O Departamento de Assuntos de Veteranos dos EUA afirma que apenas 45.418 dos 16,4 milhões de americanos que serviram na Segunda Guerra Mundial ainda estavam vivos no ano passado. Menos ainda estão vivos hoje. A idade média deles é de cerca de 99 anos. Quando eles desaparecerem, caberá às gerações que vivem hoje manter vivo o que fizeram. Isso será difícil. Somente aqueles que passaram por tais eventos que mudaram suas vidas podem compartilhar adequadamente as emoções e a incerteza daquele dia. Só eles podem descrever em detalhes como foi perder tantos compatriotas.

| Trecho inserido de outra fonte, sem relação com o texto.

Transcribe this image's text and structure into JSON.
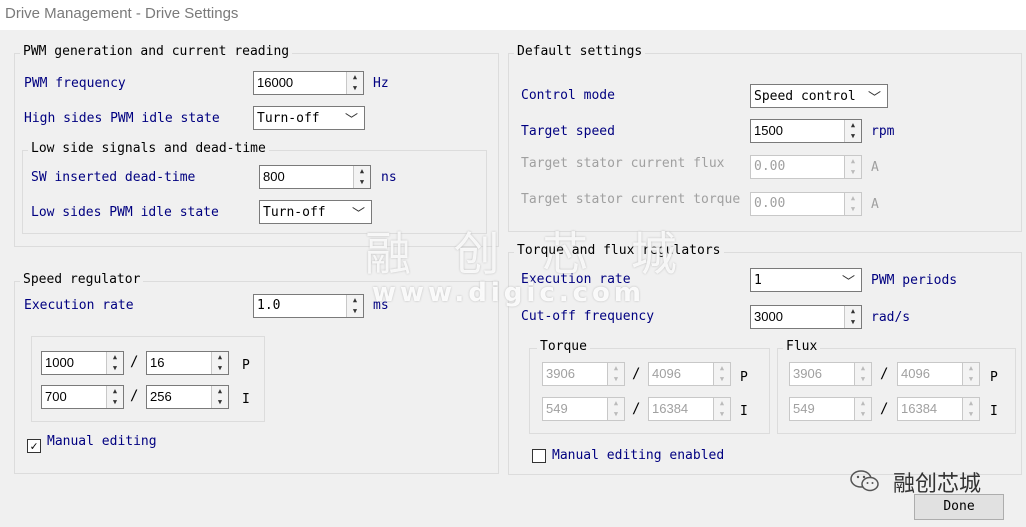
{
  "window": {
    "title": "Drive Management - Drive Settings"
  },
  "pwm_group": {
    "title": "PWM generation and current reading",
    "pwm_frequency": {
      "label": "PWM frequency",
      "value": "16000",
      "unit": "Hz"
    },
    "high_idle": {
      "label": "High sides PWM idle state",
      "value": "Turn-off"
    },
    "low_side": {
      "title": "Low side signals and dead-time",
      "dead_time": {
        "label": "SW inserted dead-time",
        "value": "800",
        "unit": "ns"
      },
      "low_idle": {
        "label": "Low sides PWM idle state",
        "value": "Turn-off"
      }
    }
  },
  "speed_group": {
    "title": "Speed regulator",
    "execution_rate": {
      "label": "Execution rate",
      "value": "1.0",
      "unit": "ms"
    },
    "p": {
      "num": "1000",
      "den": "16",
      "label": "P"
    },
    "i": {
      "num": "700",
      "den": "256",
      "label": "I"
    },
    "slash": "/",
    "manual_editing": {
      "label": "Manual editing",
      "checked": true
    }
  },
  "default_group": {
    "title": "Default settings",
    "control_mode": {
      "label": "Control mode",
      "value": "Speed control"
    },
    "target_speed": {
      "label": "Target speed",
      "value": "1500",
      "unit": "rpm"
    },
    "target_flux": {
      "label": "Target stator current flux",
      "value": "0.00",
      "unit": "A"
    },
    "target_torque": {
      "label": "Target stator current torque",
      "value": "0.00",
      "unit": "A"
    }
  },
  "tf_group": {
    "title": "Torque and flux regulators",
    "execution_rate": {
      "label": "Execution rate",
      "value": "1",
      "unit": "PWM periods"
    },
    "cutoff": {
      "label": "Cut-off frequency",
      "value": "3000",
      "unit": "rad/s"
    },
    "torque": {
      "title": "Torque",
      "p": {
        "num": "3906",
        "den": "4096",
        "label": "P"
      },
      "i": {
        "num": "549",
        "den": "16384",
        "label": "I"
      }
    },
    "flux": {
      "title": "Flux",
      "p": {
        "num": "3906",
        "den": "4096",
        "label": "P"
      },
      "i": {
        "num": "549",
        "den": "16384",
        "label": "I"
      }
    },
    "slash": "/",
    "manual_editing": {
      "label": "Manual editing enabled",
      "checked": false
    }
  },
  "watermark": {
    "cn": "融 创 芯 城",
    "url": "www.digic.com"
  },
  "brand": {
    "name": "融创芯城",
    "icon": "wechat-icon"
  },
  "done_button": {
    "label": "Done"
  }
}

Museus, memoriais e documentários são vitais para esse esforço. O mesmo acontece com os muitos livros e vídeos de relatos em primeira pessoa.

Contas pessoais

Um deles, um veterano não identificado, descreveu ter corrido para a costa e mergulhado para se proteger contra o fogo das metralhadoras. O soldado que corria ao lado dele era um jovem da Virgínia. “Quando ele mergulhou, caiu em uma mina terrestre”, disse o homem. “Sabe, se você pisar nele, ele vai subir e te cortar em dois, mas quando ele fez isso,… pedaços do (seu) corpo estavam por todo lado e você tinha que passar por ele… aquela parte da praia estava vermelha de sangue.”

Outro vídeo é de Frank DeVita, que ingressou na Marinha no último ano do ensino médio após o ataque a Pearl Harbor. Ele se lembra de ter sido encarregado de baixar a rampa de seu barco de transporte e permitir o desembarque dos soldados na praia de Omaha.

“Eles não perceberam que iriam morrer”, disse ele sobre os soldados que se aproximavam do seu destino. Eles estavam cantando, conversando e rindo, contando piadas, até serem baleados.

Ele descreveu como estava relutante em baixar a rampa em sua primeira viagem porque podia ouvir tiros de metralhadora no barco. Então lembrou-se do que viu ao descer a rampa e as balas atingiram os homens do barco. Eventualmente, ele teve que mover os corpos para abrir caminho para que a rampa fosse elevada novamente.

Quando seu barco chegou a um navio-hospital, dois homens pularam a bordo. “Eles fizeram algo que não podíamos fazer”, disse ele. Eles estavam desenterrando os mortos para chegar aos feridos.

Mais tarde, ele ficou sozinho no navio principal, esperando que outra nave retornasse com mais tropas. Ele estava coberto de sangue e vômito. Ele não queria morrer, mas sabia que se alguém o substituísse e morresse em seu lugar, ele não conseguiria viver consigo mesmo.

DeVita finalmente desembarcou naquele dia com outros 14 transportes. Ele finalmente fez mais duas invasões – no sul da França e nas Filipinas – antes do fim da guerra.

“Não sou um herói”, disse ele a um entrevistador em 2020. Sou um sobrevivente.” Ele disse que os heróis são enterrados na Normandia. Eles deram a vida pelo seu país.”

Soldados dos EUA participam de uma cerimônia de entrega de coroas de flores no Memorial da 1ª Divisão de Infantaria como parte do 80º aniversário do Dia D, terça-feira, 4 de junho de 2024, perto da praia de Omaha, na Normandia. Veteranos e dignitários mundiais reúnem-se na Normandia para comemorar o 80º aniversário do desembarque. | Jeremiah Gonzalez, Associated Press

Uma grande dívida

Oh, que grande dívida os americanos têm para com os homens que deram tudo de si naquele dia para garantir a liberdade e a liberdade!

Vídeos e relatos pessoais podem preservar os seus sacrifícios de formas poderosas, mas apenas se as gerações futuras os assistirem e refletirem sobre o seu significado. Esta é a tarefa das jovens gerações de hoje. É muito mais fácil do que repetir tais sacrifícios um dia, porque muita gente esqueceu.